Monsignor Verzeletti con umiltà riconosce gli errori della Chiesa. «Anche noi siamo un po’ colpevoli. La nostra assenza, o poca presenza, nelle comunità porta le sue conseguenze. Là dove non annunciamo e testimoniamo il Vangelo con la vita, là dove manca il Vangelo, la dignità dell’uomo è diminuita, calpestata, disprezzata. La vita sembra non avere nessun valore. Si ammazza per niente. Impera la legge del più forte. L’uomo diventa un lupo che sbrana senza pietà. L’assenza del vangelo causa violenza, divisione, ingiustizia, corruzione e morte. Senza Dio i rapporti con le persone vengono stravolti. Gli altri non sono riconosciuti e accolti come fratelli e figli di Dio».  

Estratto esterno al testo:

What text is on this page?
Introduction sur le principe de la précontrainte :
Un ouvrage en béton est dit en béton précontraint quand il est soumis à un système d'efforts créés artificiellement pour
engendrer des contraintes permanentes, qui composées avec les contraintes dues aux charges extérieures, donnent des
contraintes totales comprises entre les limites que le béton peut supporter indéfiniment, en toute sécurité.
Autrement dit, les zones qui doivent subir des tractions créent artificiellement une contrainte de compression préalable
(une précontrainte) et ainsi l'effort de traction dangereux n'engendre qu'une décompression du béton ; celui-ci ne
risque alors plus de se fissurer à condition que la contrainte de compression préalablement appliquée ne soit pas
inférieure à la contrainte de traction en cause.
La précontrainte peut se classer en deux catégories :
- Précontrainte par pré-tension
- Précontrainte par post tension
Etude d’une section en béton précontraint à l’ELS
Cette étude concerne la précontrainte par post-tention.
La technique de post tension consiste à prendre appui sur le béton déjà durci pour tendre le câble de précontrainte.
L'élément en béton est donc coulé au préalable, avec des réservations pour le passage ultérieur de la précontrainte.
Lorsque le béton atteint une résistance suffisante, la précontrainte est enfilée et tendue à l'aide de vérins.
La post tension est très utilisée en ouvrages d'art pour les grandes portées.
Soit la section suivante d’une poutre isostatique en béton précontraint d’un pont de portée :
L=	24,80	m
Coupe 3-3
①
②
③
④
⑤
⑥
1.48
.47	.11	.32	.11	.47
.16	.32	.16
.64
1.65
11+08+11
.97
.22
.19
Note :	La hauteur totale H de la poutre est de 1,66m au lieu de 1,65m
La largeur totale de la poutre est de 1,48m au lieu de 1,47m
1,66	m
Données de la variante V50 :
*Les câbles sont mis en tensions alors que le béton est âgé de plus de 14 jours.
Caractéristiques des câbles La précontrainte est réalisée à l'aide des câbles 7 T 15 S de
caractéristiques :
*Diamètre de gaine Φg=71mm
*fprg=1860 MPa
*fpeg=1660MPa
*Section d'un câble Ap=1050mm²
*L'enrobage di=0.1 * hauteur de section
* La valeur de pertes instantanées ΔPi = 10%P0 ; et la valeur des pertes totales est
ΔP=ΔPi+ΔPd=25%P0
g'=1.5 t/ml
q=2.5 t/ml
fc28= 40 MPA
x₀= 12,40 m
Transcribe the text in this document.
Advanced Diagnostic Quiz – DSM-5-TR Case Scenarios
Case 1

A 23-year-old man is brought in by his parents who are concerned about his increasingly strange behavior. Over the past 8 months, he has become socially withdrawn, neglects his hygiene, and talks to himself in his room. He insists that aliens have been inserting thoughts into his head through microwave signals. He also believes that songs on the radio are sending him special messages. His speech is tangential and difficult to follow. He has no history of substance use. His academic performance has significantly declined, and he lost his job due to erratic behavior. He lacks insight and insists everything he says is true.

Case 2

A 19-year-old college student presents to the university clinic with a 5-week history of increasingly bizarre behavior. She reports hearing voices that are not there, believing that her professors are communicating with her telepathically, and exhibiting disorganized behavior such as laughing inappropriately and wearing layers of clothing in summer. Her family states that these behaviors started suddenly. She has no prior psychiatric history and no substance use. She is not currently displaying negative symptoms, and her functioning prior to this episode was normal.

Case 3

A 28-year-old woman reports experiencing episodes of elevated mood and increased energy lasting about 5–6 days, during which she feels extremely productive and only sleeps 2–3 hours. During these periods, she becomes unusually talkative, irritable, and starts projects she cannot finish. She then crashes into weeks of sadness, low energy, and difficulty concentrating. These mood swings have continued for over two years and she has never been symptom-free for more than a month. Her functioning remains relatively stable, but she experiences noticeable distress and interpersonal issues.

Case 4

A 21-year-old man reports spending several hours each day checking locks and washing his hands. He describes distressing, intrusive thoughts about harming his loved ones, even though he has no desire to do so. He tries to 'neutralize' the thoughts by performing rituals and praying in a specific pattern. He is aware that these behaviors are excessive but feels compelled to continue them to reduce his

Il Vangelo quando è accolto ci aiuta a riconoscere la violenza che portiamo dentro di noi e ci guarisce con la misericordia di Dio. E questa è la lezione che arriva dal marito e dalla figlia della catechista uccisa: hanno scelto di non gridare vendetta, ma hanno mescolato in silenzio il pianto e la preghiera. Resta il problema di un tessuto familiare lacerato.  

«Genitori assenti, figli abbandonati a se stessi, non amati, soffocati con false premure o riempiti di tante cose futili. Illusi dalle droghe e dai soldi facili. Davanti a questo contesto di crisi spirituale, morale, sociale e economica siamo chiamati a rompere il cerchio della paura, del sospetto, dell’istinto violento e collettivo che porta a fare giustizia con le proprie mani». Come dice il Papa: «Dobbiamo percorrere il sentiero della non violenza in primo luogo all’interno della famiglia».  

Ecco perché la Diocesi ha scelto, per il 2017, di accompagnare «con maggior attenzione la famiglia e in particolare i genitori. Soprattutto quelli che passano maggiori difficoltà. Visitandoli nella loro casa, ascoltando, consolando, incoraggiando, condividendo con loro la nostra esperienza di fede».  

Senza trascurare l’aspetto sociale. «Con la Scuola delle Arti São Lucas, pensata e voluta per i ragazzi, adolescenti e giovani che vivono in situazioni di esclusione sociale, stiamo offrendo diversi corsi professionalizzanti con l’intento di aiutarli a scoprire, potenziare e sviluppare il proprio talento. E soprattutto vogliamo dare impulso alla loro autostima, al rispetto per se stessi e per gli altri, alla dimensione interiore luogo dell’incontro con Dio».